The test was performed on a specially-prepared VMware Workstation version 5.5.3 platform. A “clean” virtual machine with a Microsoft Windows XP SP2 operating system, with all the latest updates at the time of testing, was cloned for each malicious program sample.

The following antivirus programs participated in the test:

  1.  BitDefender Antivirus 2008
  2.  Dr.Web 4.44
  3.  F-Secure Anti-Virus 2008
  4.  Kaspersky Anti-Virus 7.0
  5.  McAfee VirusScan Plus 200
  6.  ESET NOD32 Anti-Virus 3.0
  7.  Symantec Anti-Virus 2008
  8.  Trend Micro Antivirus plus Antispyware 2008

The following anti-rootkit products also participated:

  1.   AVG Anti-Rootkit 1.1
  2.   Avira Rootkit Detection
  3.   GMER 1.0.13
  4.   McAfee Rootkit Detective 1.1
  5.   Panda AntiRootkit version 1.0
  6.   Rootkit Unhooker 3.7
  7.   Sophos Anti-Rootkit 1.3
  8.   Trend Micro RootkitBuster 1.6

A requirement for all the security software selected for testing was that it should include functionality not only for detecting rootkits in a system but also have the ability to remove them (deletion/renaming of files, deletion/renaming of registry keys/sections).
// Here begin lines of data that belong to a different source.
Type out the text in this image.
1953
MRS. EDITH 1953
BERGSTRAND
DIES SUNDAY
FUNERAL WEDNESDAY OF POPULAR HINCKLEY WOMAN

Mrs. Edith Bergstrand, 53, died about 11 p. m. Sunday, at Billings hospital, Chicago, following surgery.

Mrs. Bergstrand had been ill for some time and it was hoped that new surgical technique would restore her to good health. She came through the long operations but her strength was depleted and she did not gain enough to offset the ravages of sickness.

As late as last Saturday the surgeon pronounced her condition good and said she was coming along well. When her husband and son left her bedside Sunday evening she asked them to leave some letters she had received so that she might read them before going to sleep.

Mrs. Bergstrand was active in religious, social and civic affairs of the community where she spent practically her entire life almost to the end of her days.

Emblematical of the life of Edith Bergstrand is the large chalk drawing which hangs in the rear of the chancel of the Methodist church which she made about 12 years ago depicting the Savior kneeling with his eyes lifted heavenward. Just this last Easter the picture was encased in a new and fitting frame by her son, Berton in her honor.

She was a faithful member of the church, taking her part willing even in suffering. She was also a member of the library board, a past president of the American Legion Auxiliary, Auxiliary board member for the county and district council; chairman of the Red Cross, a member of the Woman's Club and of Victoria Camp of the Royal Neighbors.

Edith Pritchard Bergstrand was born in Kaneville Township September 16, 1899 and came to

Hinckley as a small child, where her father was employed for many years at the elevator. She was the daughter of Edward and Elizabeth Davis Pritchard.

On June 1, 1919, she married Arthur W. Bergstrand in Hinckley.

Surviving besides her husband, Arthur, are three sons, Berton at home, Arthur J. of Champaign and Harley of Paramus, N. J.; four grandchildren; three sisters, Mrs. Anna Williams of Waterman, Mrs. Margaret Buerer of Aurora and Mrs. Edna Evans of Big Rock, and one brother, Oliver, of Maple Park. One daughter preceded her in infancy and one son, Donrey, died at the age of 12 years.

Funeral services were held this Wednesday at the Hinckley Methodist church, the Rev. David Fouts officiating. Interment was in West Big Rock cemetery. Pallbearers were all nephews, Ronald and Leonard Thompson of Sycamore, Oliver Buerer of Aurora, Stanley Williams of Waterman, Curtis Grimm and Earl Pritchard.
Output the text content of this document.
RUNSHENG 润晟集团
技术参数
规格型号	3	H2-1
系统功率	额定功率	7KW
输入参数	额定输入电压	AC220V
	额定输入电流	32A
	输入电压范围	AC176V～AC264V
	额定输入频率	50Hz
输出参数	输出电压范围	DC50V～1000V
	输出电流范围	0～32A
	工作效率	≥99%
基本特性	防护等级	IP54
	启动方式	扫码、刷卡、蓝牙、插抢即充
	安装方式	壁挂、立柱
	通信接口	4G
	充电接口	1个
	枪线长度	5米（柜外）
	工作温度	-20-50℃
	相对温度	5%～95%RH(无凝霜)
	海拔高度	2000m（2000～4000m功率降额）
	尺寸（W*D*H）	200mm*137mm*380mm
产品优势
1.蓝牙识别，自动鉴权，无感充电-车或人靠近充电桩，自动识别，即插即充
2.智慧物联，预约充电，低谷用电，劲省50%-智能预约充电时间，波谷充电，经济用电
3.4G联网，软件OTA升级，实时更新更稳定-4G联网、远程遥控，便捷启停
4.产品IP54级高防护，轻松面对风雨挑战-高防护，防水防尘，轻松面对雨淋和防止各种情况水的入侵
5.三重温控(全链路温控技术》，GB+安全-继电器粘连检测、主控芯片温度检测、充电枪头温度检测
A rootkit was considered to be detected if the security software located its files, registry keys, processes or traces of its presence on the system (hooking API functions). A rootkit was considered to be neutralized if its system activity was completely eliminated by the security software.

Testing steps:

  1. Virtual machine was infected (activation of the malicious program);
  2. Verification that the virus has been successfully installed and is active;
  3. Multiple reboot of the infected system;
  4. Installation (launch) of the antivirus/anti-rootkit program to be tested and attempt to disinfect the system;
  5. Analysis of rootkit activity after antivirus/anti-rootkit clean-up.

A dedicated clean virtual machine was used for each selected malicious program sample (step 1). After launching the antivirus or anti-rootkit program and performing the disinfection, the virtual machine was restored to its initial state at step 3.

Testing steps with proof-of-concept rootkits:

  1. Installation of antivirus or anti-rootkit program and system reboot.
  2. Launch of proof-of-concept rootkit, selection of object to be masked if necessary. If the antivirus or anti-rootkit program is equipped with HIPS, then the ‘permit action’ option is selected to install the rootkit on the system, or actions are taken to hide the installation.
  3. System scan to detect rootkit objects.
  4. Results recorded (only the detection of a hidden process and/or file).

A dedicated clean virtual machine was used for each antivirus or anti-rootkit program (step 1). After the installation of a proof-of-concept rootkit and scanning, the machine was restored to its initial state.